Но в этой версии избиением дело не кончилось.
Тут были крупные планы деревянных палок, ударяющих по головам, кожи., рвущейся и заворачивающейся от краев ран, паводок крови, вырывающийся из ноздри, глаз, разбитый в бесформенную массу посреди вздувшихся тканей, брызги выломанных зубов будто щепы слоновой кости на темном бархате. Внизу финальной страницы Птица и Браун свернулись на земле — словно загнанные и убитые ради шкур звери, плавающие в растекающейся луже крови.
Запекшаяся кровь была дана плотной штриховкой и выглядела блестящей, почти мокрой. Тревор не помнил, чтобы он так рисовал.
Дом и то, что жило здесь, что бы оно там ни было, покрыло его замысел пеленой кошмара, загипнотизировало его руку, испортило его сюжет. Или не испортило?
Правдивая история, которую собирался рассказать Тревор, должна была воздействовать исподволь. Возможно, перед ним нечто более броское, более странное и в конечном итоге — гораздо более запоминающееся. Он вообразил себе финал этой версии. Копы осознают, что убили музыкантов, и тайком исчезают, решив, что смогут списать убийство на разборки между ниггерами. Но чего долго не мог понять белый человек: бедность не означает глупость. Черные люди Джексона способны прочесть смерть своих героев как горькую книгу, переплетенную в темную кожу, которая написана пролитой из ненависти кровью.
Джексон не так уж далеко от Нового Орлеана, колыбели мрачных религий и знания трав из Африки, с Гаити, из сердца луизианских болот… И у знания свои пути…
Тревор представил себе, как вновь встают тела Птицы и Брауна — нечетко видя раздавленными глазами, туго соображая растоптанными мозгами.

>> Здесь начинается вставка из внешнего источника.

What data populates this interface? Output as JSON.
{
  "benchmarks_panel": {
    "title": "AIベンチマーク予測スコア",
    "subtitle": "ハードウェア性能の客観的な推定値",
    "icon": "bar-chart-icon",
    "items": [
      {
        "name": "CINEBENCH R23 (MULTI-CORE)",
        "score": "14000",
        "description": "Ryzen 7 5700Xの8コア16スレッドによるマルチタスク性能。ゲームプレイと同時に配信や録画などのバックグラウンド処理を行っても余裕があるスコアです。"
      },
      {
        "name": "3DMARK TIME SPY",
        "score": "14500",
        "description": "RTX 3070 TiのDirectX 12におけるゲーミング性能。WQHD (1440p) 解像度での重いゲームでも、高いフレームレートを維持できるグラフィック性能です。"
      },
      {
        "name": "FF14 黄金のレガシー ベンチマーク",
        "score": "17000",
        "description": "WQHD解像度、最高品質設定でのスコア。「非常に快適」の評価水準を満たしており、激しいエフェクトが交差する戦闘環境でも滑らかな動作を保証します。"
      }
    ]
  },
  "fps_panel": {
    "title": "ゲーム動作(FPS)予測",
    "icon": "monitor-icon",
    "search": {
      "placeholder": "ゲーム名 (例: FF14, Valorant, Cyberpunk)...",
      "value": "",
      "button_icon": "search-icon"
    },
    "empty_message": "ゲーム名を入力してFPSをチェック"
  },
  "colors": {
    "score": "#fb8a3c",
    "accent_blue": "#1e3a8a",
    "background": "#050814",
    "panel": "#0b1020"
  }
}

Это будут пустые оболочки, лишенные музыки, лишенные жизни. Но, как всякие порядочные зомби, они отыщут своих убийц. И они будут не одиноки…

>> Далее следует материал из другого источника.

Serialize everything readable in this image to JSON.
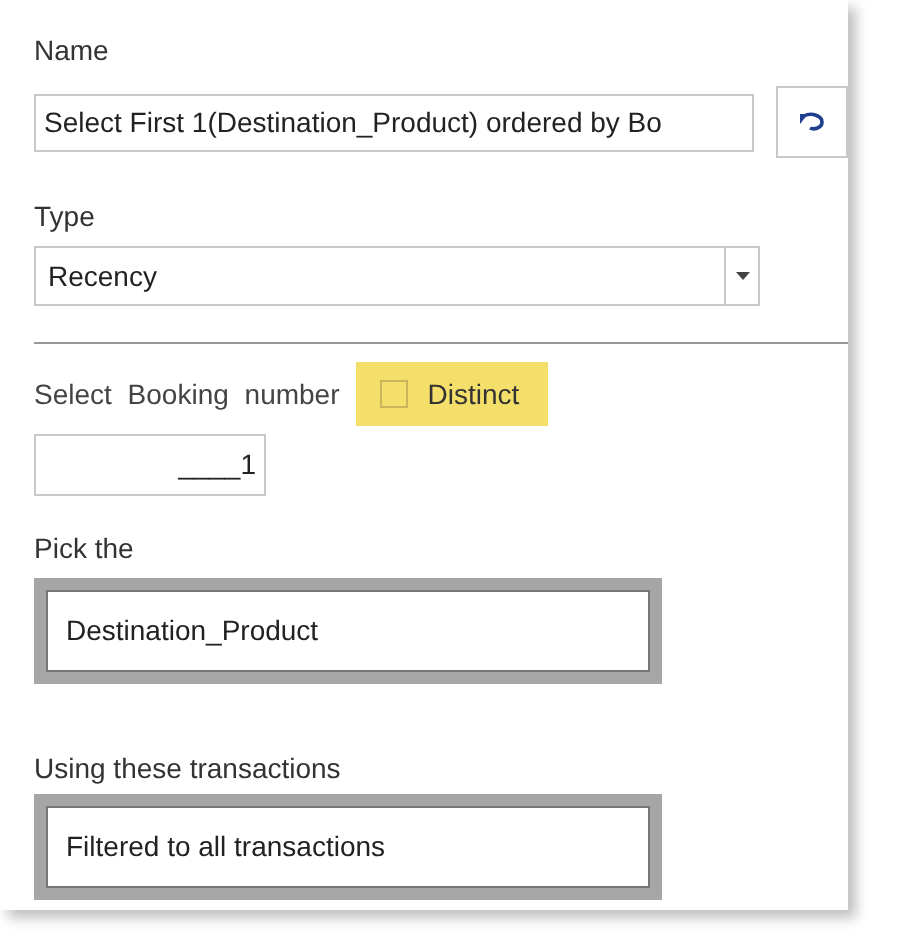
{
  "name": {
    "label": "Name",
    "value": "Select First 1(Destination_Product) ordered by Bo"
  },
  "type": {
    "label": "Type",
    "value": "Recency"
  },
  "select": {
    "label": "Select Booking number",
    "distinct": {
      "label": "Distinct",
      "checked": false
    },
    "count": "____1"
  },
  "pick": {
    "label": "Pick the",
    "value": "Destination_Product"
  },
  "transactions": {
    "label": "Using these transactions",
    "value": "Filtered to all transactions"
  }
}
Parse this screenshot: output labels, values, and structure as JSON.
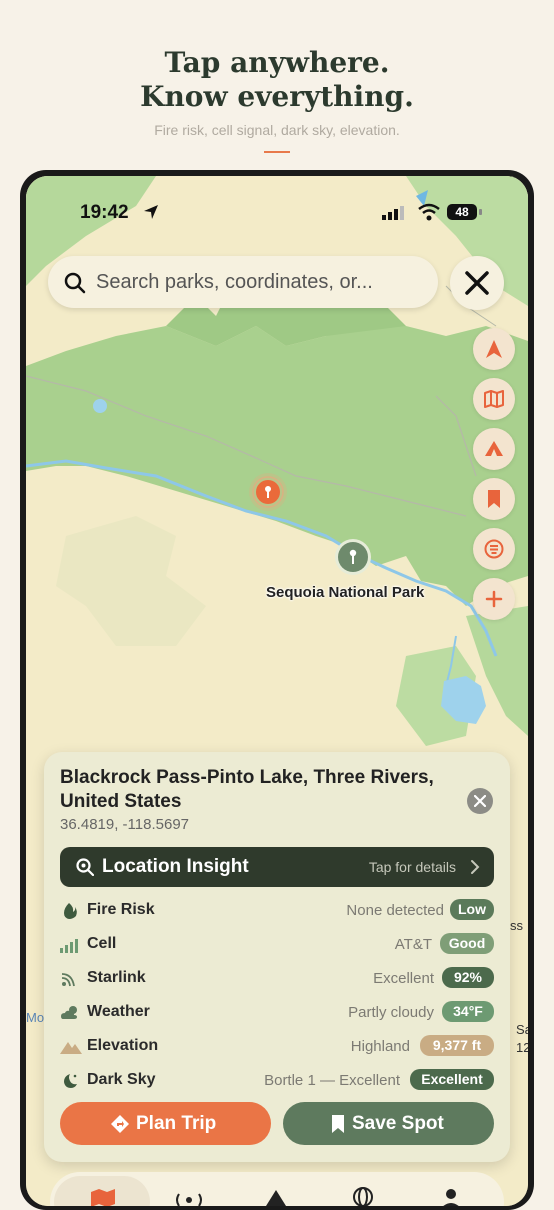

Перед его внутренним взором возник полностраничный финальный кадр. Копы распяты в огне посреди газонов у собственных домов. Прибиты к крестам в огненном аду. Их почерневшие вопящие силуэты отчетливо видны на фоне насыщенной текстуры пламени. Это вполне в духе прямолинейных моралистичных «ЭС Комикс». Но он не станет делать заливок чернилами; он сделает его исключительно в карандаше — с тщательными тенями, штриховкой и гравировкой пунктиром, и это будет красиво. Он продаст этот убойный рассказ, пошлет его туда, где его смогут должным образом напечатать. В «Кам» или в «Таbоо». Он любил «Таbоо», нерегулярно выходящую антологию прекрасно прорисованных, с любовью напечатанных странных и извращенных комиксов, где черно-белые в основном истории перемежались несколькими страницами цветных — изысканных, броских и выбивающих из колеи. Все — от картин с увечьями Джо Коулмена до многочисленных замысловатых соавторских работ Алана Мура появлялось на ее страницах, напечатанных на отличной тяжелой бумаге.
Решительно сжав челюсти, Тревор снова склонился над блокнотом. Но теперь в его лице была скорее сила, чем жесткость. ЕСЛИ все выйдет так, как нужно, это будет лучшее, что он когда-либо нарисовал.
Он рисовал еще около четырех часов в резком электрическом свете, пока веки его не стали тяжелыми, а в глаза будто насыпали песку, пока его пальцы не затекли на карандаше. Потом он сложил руки на столешнице, примостил на них голову и без малейшего усилия заснул.
В какой-то момент лампа-гусь отключилась, оставив его в темноте, прерываемой лишь дрожащим, переменчивым лунным светом, проникающим в окно через кудзу и двадцать лет пыли.
В ту ночь Тревор снов не видел.
В понедельник утром Кинси Колибри проснулся с надеждой, что Тревор, возможно, ночью вернулся — хотя Кинси и не видел его все воскресенье. Кинси даже представить себе не мог, что кто-то ночует в том доме. Но очевидно, Тревор так и сделал; во всяком случае, здесь его не было.
Кинси так многое хотелось рассказать мальчику — но пора перестать думать о нем как о мальчике. В конце концов, Тревору двадцать пять: даже будь у него причина врать, хронологически выходило именно так. Кинси хорошо помнил дату смерти семьи Мак-Ги.
Просто все дело в том, что Тревор выглядит таким юным. Перепуганный пятилетний малыш еще сидит внутри Тревора, думал. Кинси, вставая и направляясь на кухню, хотя один Бог знает, что помогло ему выжить и не сойти с ума. В мальчике, безусловно, таилась немалая сила; многие, оказавшись на месте Тревора, ушли бы в тупой туман кататонии или вышибли бы себе мозги, как только доросли бы до того, чтобы заполучить в руки оружие.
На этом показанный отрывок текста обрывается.